Read Date: April 2025
Summary in 3 sentences
This book by Amie McNee outlines reasons why you should create, and why the world wants to see your creations. It works through various limiting beliefs about “real artists” through Amie’s distinct vulnerability.
How I discovered it
Amie McNee’s Substack
Who should read it?
Anyone struggling with self-confidence who wants to create art
How it changed me
Behavior, ideas, perspectives, emotional shifts
- Art is not toaster: there is no limit, no maximum. You only need one toaster but you can have all the art and still want more
- Art is inherently generous.
- Optimal TimeManagement is much less than your all out effort. Anything less than your minimum is procrastination, anything at your max is burnout. Relates to Minimum and Maximum Creative Time
- “80% perfect” rule for finishing a thing, which I wrote about in Ask CYOO Moving through Perfectionism
- Get lazy, give up, half-ass the end
- Art is required to suck.
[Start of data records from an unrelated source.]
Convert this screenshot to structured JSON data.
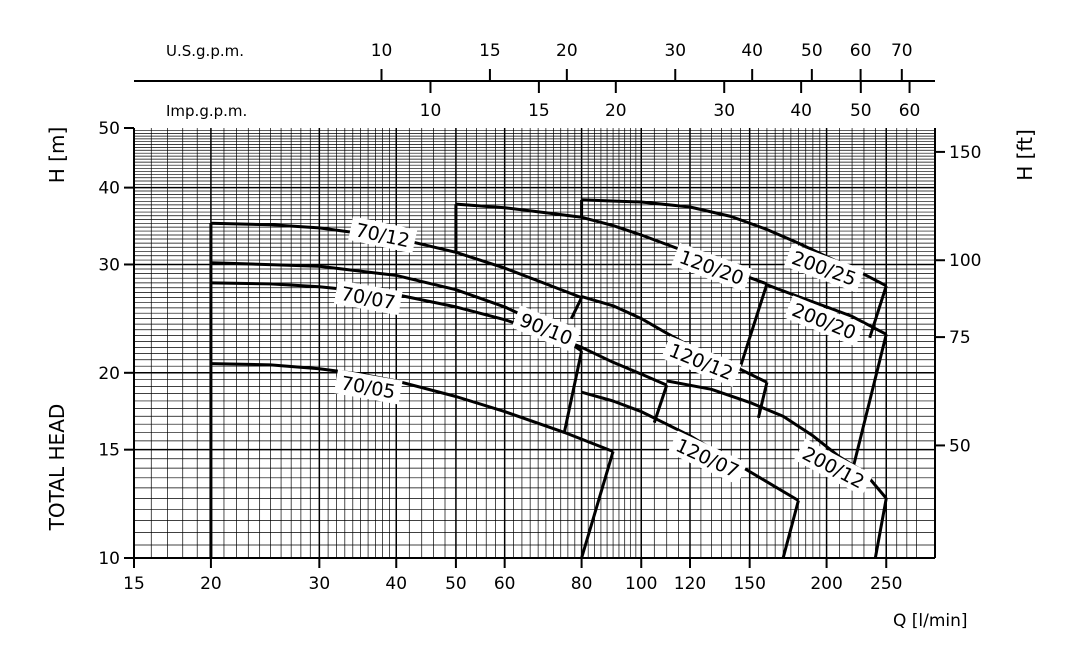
{
  "chart_data": {
    "type": "line",
    "xscale": "log",
    "yscale": "log",
    "xlabel": "Q [l/min]",
    "ylabel_left_top": "H [m]",
    "ylabel_left_bottom": "TOTAL HEAD",
    "ylabel_right": "H [ft]",
    "xlim": [
      15,
      300
    ],
    "ylim": [
      10,
      50
    ],
    "x_ticks": [
      15,
      20,
      30,
      40,
      50,
      60,
      80,
      100,
      120,
      150,
      200,
      250
    ],
    "x_tick_labels": [
      "15",
      "20",
      "30",
      "40",
      "50",
      "60",
      "80",
      "100",
      "120",
      "150",
      "200",
      "250"
    ],
    "y_ticks": [
      10,
      15,
      20,
      30,
      40,
      50
    ],
    "y_tick_labels": [
      "10",
      "15",
      "20",
      "30",
      "40",
      "50"
    ],
    "right_axis": {
      "label": "H [ft]",
      "ticks_ft": [
        50,
        75,
        100,
        150
      ],
      "tick_labels": [
        "50",
        "75",
        "100",
        "150"
      ]
    },
    "top_axes": [
      {
        "label": "U.S.g.p.m.",
        "ticks": [
          10,
          15,
          20,
          30,
          40,
          50,
          60,
          70
        ],
        "tick_labels": [
          "10",
          "15",
          "20",
          "30",
          "40",
          "50",
          "60",
          "70"
        ]
      },
      {
        "label": "Imp.g.p.m.",
        "ticks": [
          10,
          15,
          20,
          30,
          40,
          50,
          60
        ],
        "tick_labels": [
          "10",
          "15",
          "20",
          "30",
          "40",
          "50",
          "60"
        ]
      }
    ],
    "grid": true,
    "series": [
      {
        "name": "70/05",
        "x": [
          20,
          25,
          30,
          35,
          40,
          50,
          60,
          75,
          90
        ],
        "y": [
          20.7,
          20.6,
          20.3,
          19.9,
          19.4,
          18.3,
          17.3,
          16.0,
          14.9
        ]
      },
      {
        "name": "70/07",
        "x": [
          20,
          25,
          30,
          40,
          50,
          60,
          70,
          80,
          90,
          100,
          110
        ],
        "y": [
          28.0,
          27.9,
          27.6,
          26.8,
          25.6,
          24.4,
          23.2,
          22.0,
          20.8,
          19.9,
          19.1
        ]
      },
      {
        "name": "70/12",
        "x": [
          20,
          25,
          30,
          40,
          50,
          60,
          70,
          80
        ],
        "y": [
          35.0,
          34.8,
          34.4,
          33.1,
          31.4,
          29.6,
          27.9,
          26.5
        ]
      },
      {
        "name": "90/10",
        "x": [
          20,
          30,
          40,
          50,
          60,
          70,
          80
        ],
        "y": [
          30.2,
          29.8,
          28.8,
          27.3,
          25.6,
          23.8,
          21.7
        ]
      },
      {
        "name": "120/07",
        "x": [
          80,
          90,
          100,
          110,
          120,
          140,
          160,
          180
        ],
        "y": [
          18.6,
          18.0,
          17.3,
          16.5,
          15.8,
          14.4,
          13.3,
          12.4
        ]
      },
      {
        "name": "120/12",
        "x": [
          80,
          90,
          100,
          110,
          120,
          140,
          160
        ],
        "y": [
          26.6,
          25.7,
          24.5,
          23.2,
          22.1,
          20.6,
          19.3
        ]
      },
      {
        "name": "120/20",
        "x": [
          50,
          60,
          70,
          80,
          90,
          100,
          120,
          140,
          160
        ],
        "y": [
          37.6,
          37.1,
          36.4,
          35.8,
          34.7,
          33.5,
          31.3,
          29.3,
          27.9
        ]
      },
      {
        "name": "200/12",
        "x": [
          110,
          130,
          150,
          170,
          190,
          210,
          230,
          250
        ],
        "y": [
          19.4,
          18.8,
          17.9,
          17.0,
          15.8,
          14.6,
          13.8,
          12.5
        ]
      },
      {
        "name": "200/20",
        "x": [
          160,
          180,
          200,
          220,
          250
        ],
        "y": [
          27.8,
          26.6,
          25.6,
          24.7,
          23.1
        ]
      },
      {
        "name": "200/25",
        "x": [
          80,
          100,
          120,
          140,
          160,
          180,
          200,
          220,
          250
        ],
        "y": [
          38.2,
          37.9,
          37.2,
          35.9,
          34.2,
          32.5,
          30.9,
          29.6,
          27.7
        ]
      }
    ],
    "envelope_lines": [
      {
        "x": [
          20,
          20
        ],
        "y": [
          10,
          35.0
        ]
      },
      {
        "x": [
          50,
          50
        ],
        "y": [
          31.4,
          37.6
        ]
      },
      {
        "x": [
          80,
          80
        ],
        "y": [
          35.8,
          38.2
        ]
      },
      {
        "x": [
          75,
          80
        ],
        "y": [
          16.0,
          21.7
        ]
      },
      {
        "x": [
          77,
          80
        ],
        "y": [
          24.5,
          26.5
        ]
      },
      {
        "x": [
          80,
          90
        ],
        "y": [
          10,
          14.9
        ]
      },
      {
        "x": [
          105,
          110
        ],
        "y": [
          16.6,
          19.1
        ]
      },
      {
        "x": [
          145,
          160
        ],
        "y": [
          20.5,
          27.9
        ]
      },
      {
        "x": [
          155,
          160
        ],
        "y": [
          16.9,
          19.3
        ]
      },
      {
        "x": [
          170,
          180
        ],
        "y": [
          10,
          12.4
        ]
      },
      {
        "x": [
          220,
          250
        ],
        "y": [
          13.8,
          23.1
        ]
      },
      {
        "x": [
          235,
          250
        ],
        "y": [
          22.8,
          27.7
        ]
      },
      {
        "x": [
          240,
          250
        ],
        "y": [
          10,
          12.5
        ]
      }
    ],
    "curve_labels": [
      "70/12",
      "70/07",
      "70/05",
      "90/10",
      "120/20",
      "120/12",
      "120/07",
      "200/25",
      "200/20",
      "200/12"
    ]
  }
}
Understand it and grow familiar with this feeling of failure, rather than seeing it as a thread
- patience is key to being a happy creative. Process over results. There is no bad or failed artist, only an impatient artist.
Top 3 quotes
We translate avoidance of the art as a sign that we are not enough. This is a mistranslation that ruins lives and robs the world of art. resistance
Being an artist requires coming home to yourself every time you create.